Lagi! Kasus Covid Singapura Pecah Rekor Baru, Kenapa? – Kabarin.co.id

  • Bagikan

Jakarta, kabarin.co.id – Kasus lokal Covid-19 di Singapura kembali memecahkan rekor dalam satu tahun terakhir. Setelah Selasa (7/9/2021), negeri itu melaporkan 328 kasus baru, Rabu (8/9/2021) dilaporkan 347 tambahan infeksi lokal.

“Di 8 september 2012, pukul 12 siang, ada 349 kasus infeksi Covid-19, terdiri dari 347 kasus lokal dan dua kasus impor,” tulis Kementerian Kesehatan Singapura (MOH) dalam keterangan resminya, dikutip Kamis (9/9/2021).

Kenaikan kasus terjadi karena massifnya tes yang dilakukan pada klaster-klaster Covid-19 yang ada. Kemarin, pemerintah tak menemukan adanya klaster baru.

MOH menyebut mengawasi ketat setidaknya sembilan klaster. Lima di antaranya terkait penyebaran Covid-19 di persimpangan bus negeri kota itu, yakni Toa Payoh, Bishan, Clementi, Tampines dan Boon Lay.

“Secara total ada 19 kasus terkait dengan persimpangan bus ini,” catat media setempat Channel News Asia (CNA).

Sementara itu, kemarin Singapura juga melaporkan kasus kematian baru. Ini menjadikan total kasus meninggal menjadi 56 orang.

Pasien diidentifikasi seorang nenek berusia 93 tahun. Ia dikenal dengan kasus 71194, dan disebut memiliki penyakit bawaan seperti diabetes, ginjal, dan hipertensi.

Ia dinyatakan bergejala 2 September lalu dan dirawat di Pusat Nasional Penyakit Menular Singapura 5 September. Dalam keterangannya MOH menyebut pasien belum pernah disuntik vaksin Covid-19.

Sebelumnya dalam konferensi persnya, pemerintah Singapura memang meyakini bakal ada peningkatan kasus secara eksponensial di negeri itu. Ketua Gugus Tugas Covid-19 Singapura Lawrence Wong mengatakan negeri itu perlu mengambil tindakan cepat guna menekan kasus dan memperlambat penularan.

Ia berujar ketika kasus meningkat tajam akan ada lebih banyak kasus di ICU dan lebih banyak orang meninggal karena virus. Karenanya, Singapura akan meningkatkan frekuensi tes, dari setiap dua minggu sekali menjadi seminggu sekali mulai Senin depan.

“Yang menjadi perhatian kami bukan hanya jumlah absolut kasus, tetapi tingkat penyebaran virus.
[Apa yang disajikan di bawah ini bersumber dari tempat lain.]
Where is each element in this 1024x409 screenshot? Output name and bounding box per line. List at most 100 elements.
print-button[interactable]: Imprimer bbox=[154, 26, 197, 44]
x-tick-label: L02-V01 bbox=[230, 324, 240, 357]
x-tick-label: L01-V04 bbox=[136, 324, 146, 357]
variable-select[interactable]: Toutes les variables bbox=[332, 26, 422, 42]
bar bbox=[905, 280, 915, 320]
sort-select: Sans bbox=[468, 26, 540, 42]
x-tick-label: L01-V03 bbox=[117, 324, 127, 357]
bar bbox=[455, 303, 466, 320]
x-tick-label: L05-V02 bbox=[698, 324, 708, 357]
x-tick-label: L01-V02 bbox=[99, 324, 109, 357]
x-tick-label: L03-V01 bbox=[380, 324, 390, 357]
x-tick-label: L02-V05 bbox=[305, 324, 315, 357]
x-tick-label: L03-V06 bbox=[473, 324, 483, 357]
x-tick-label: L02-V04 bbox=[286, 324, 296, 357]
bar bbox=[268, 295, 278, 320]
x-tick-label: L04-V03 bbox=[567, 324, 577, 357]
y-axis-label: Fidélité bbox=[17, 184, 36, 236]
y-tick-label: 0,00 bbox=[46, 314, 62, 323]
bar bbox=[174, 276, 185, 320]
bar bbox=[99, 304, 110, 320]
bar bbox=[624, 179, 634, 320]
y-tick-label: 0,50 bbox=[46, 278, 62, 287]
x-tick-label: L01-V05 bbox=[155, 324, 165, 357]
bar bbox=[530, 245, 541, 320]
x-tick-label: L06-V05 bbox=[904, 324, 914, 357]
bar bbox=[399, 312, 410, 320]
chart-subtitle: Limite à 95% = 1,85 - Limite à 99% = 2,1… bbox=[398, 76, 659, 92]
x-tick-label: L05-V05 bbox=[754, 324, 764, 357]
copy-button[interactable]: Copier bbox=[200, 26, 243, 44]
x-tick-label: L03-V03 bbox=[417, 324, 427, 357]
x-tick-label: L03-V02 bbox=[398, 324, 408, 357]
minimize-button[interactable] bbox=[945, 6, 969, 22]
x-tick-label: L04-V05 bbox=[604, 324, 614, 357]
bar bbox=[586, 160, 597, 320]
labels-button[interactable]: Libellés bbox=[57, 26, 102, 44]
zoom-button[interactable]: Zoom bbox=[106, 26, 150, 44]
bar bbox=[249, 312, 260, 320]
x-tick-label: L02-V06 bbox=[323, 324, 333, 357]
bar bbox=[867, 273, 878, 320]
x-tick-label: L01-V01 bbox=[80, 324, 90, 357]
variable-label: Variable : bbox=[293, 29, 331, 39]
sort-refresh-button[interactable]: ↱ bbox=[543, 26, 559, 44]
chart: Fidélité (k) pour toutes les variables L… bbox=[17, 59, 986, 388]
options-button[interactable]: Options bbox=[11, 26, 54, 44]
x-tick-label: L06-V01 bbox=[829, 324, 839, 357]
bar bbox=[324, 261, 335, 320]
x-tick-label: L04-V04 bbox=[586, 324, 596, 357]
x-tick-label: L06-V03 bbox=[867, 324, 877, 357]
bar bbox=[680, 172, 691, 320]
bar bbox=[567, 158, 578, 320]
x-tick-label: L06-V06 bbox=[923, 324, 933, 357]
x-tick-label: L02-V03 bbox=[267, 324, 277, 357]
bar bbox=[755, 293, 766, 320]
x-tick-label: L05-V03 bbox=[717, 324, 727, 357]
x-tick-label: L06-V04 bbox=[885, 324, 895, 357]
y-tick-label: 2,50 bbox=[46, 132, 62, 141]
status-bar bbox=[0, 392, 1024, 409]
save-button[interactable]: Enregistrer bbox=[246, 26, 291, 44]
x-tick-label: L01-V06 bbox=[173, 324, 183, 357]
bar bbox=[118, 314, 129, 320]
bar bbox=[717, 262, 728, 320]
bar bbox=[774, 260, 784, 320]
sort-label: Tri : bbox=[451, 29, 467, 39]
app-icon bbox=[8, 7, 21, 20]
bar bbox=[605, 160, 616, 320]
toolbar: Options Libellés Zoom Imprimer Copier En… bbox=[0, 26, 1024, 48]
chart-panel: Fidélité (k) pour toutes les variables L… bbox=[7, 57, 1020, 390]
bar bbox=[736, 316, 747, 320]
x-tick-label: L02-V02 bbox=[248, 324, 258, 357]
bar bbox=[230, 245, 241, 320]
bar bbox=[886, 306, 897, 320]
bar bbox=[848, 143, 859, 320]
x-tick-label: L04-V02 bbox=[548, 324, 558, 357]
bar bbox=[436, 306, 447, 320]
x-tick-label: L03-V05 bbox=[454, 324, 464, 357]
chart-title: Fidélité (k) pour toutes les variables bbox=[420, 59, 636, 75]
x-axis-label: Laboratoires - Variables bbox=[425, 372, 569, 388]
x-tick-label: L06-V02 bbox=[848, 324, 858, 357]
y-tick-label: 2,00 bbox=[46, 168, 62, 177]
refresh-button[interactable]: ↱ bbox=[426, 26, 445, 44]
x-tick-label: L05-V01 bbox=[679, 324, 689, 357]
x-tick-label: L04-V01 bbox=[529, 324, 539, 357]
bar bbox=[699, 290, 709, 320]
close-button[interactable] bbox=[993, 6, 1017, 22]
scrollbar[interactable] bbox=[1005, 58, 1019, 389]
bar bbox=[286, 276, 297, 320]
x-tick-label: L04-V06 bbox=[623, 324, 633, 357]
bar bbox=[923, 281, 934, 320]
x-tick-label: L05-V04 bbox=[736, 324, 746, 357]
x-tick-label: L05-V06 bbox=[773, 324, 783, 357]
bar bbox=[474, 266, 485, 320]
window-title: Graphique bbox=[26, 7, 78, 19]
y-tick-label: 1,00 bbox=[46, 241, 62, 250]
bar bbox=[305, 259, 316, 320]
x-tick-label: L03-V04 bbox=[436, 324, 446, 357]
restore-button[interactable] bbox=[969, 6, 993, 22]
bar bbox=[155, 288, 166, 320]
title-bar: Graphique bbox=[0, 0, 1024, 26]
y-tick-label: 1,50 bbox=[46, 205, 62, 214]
Dan itulah tingkat reproduksi,atau R,” kata Wong pada Senin (6/9/2021).

“Saat ini R lebih dari satu. Kasus meningkat dua kali lipat setiap minggu. Jika kita melanjutkan lintasan infeksi ini, itu berarti kita dapat memiliki 1.000 kasus (harian) dalam dua minggu, atau mungkin 2.000 kasus (harian) dalam sebulan.”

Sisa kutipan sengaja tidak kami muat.